Fingers of dread grabbed at Hawk’s soul.  Buck gone?  “What did you say, Wilma?”

“I said that we lost Buck.  He’s dead.”

“What happened?” Hawk asked.  “Tell me what happened.”  He could not believe his friend was dead.  But the nightmares . . . were those the indication of death?  Could it be true? 

“He came from the Lagrithian ship.  Everything seemed fine at first, but he didn’t make contact and then his ship went into strange maneuvers and then headed west.  The ship was acting strangely, accelerating to dangerous speeds right up to the time he crashed in Africa.”

“You searched for him?”

“Of course, Hawk.  We did it for over eight hours.  We ran every kind of scan conceivable.  The ship exploded, shortly after impact.  There was no way he could have lived through it.  No way any of them would have lived through it.  There was a thirty foot crater, Hawk.”  Wilma’s voice broke. 

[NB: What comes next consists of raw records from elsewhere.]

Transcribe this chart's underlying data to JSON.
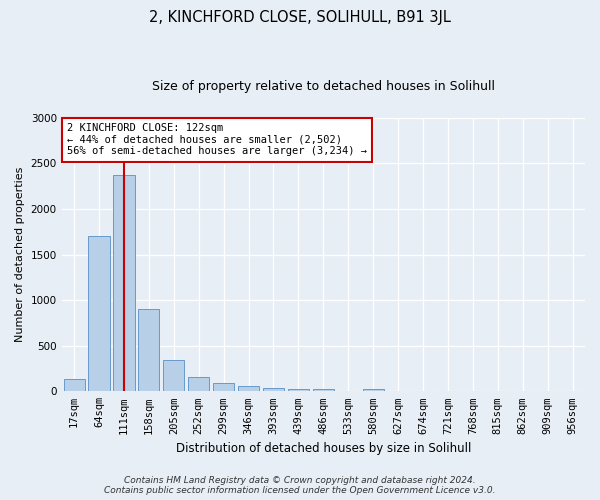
{
  "title": "2, KINCHFORD CLOSE, SOLIHULL, B91 3JL",
  "subtitle": "Size of property relative to detached houses in Solihull",
  "xlabel": "Distribution of detached houses by size in Solihull",
  "ylabel": "Number of detached properties",
  "categories": [
    "17sqm",
    "64sqm",
    "111sqm",
    "158sqm",
    "205sqm",
    "252sqm",
    "299sqm",
    "346sqm",
    "393sqm",
    "439sqm",
    "486sqm",
    "533sqm",
    "580sqm",
    "627sqm",
    "674sqm",
    "721sqm",
    "768sqm",
    "815sqm",
    "862sqm",
    "909sqm",
    "956sqm"
  ],
  "values": [
    140,
    1700,
    2370,
    900,
    340,
    160,
    90,
    55,
    35,
    20,
    25,
    5,
    20,
    0,
    0,
    0,
    0,
    0,
    0,
    0,
    0
  ],
  "bar_color": "#b8cfe8",
  "bar_edge_color": "#6699cc",
  "highlight_bar_index": 2,
  "highlight_color": "#cc0000",
  "annotation_text": "2 KINCHFORD CLOSE: 122sqm\n← 44% of detached houses are smaller (2,502)\n56% of semi-detached houses are larger (3,234) →",
  "annotation_box_facecolor": "#ffffff",
  "annotation_box_edgecolor": "#cc0000",
  "ylim": [
    0,
    3000
  ],
  "yticks": [
    0,
    500,
    1000,
    1500,
    2000,
    2500,
    3000
  ],
  "footer_line1": "Contains HM Land Registry data © Crown copyright and database right 2024.",
  "footer_line2": "Contains public sector information licensed under the Open Government Licence v3.0.",
  "bg_color": "#e8eef5",
  "plot_bg_color": "#e8eef5",
  "grid_color": "#ffffff",
  "title_fontsize": 10.5,
  "subtitle_fontsize": 9,
  "xlabel_fontsize": 8.5,
  "ylabel_fontsize": 8,
  "tick_fontsize": 7.5,
  "annotation_fontsize": 7.5,
  "footer_fontsize": 6.5
}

“Where are you now, Wilma?” Hawk asked softly, still unable to believe the news.

“Over the Atlantic Ocean heading back to New Chicago.  We looked and scanned for hours.  There was no sign of Twiki or Theo.  None of Buck.  Nothing on the scanners,” she repeated. 

Hawk’s immediate desire was to fly to the crash site, but he needed more information.  “I will meet you in New Chicago,” was all he said. 

Sadly, he finished packing his supplies and he took off, his mind on his friend.  Was that pilot he saw yesterday Buck?  Somehow he felt it was.  The ones following must have belonged to Wilma’s search party.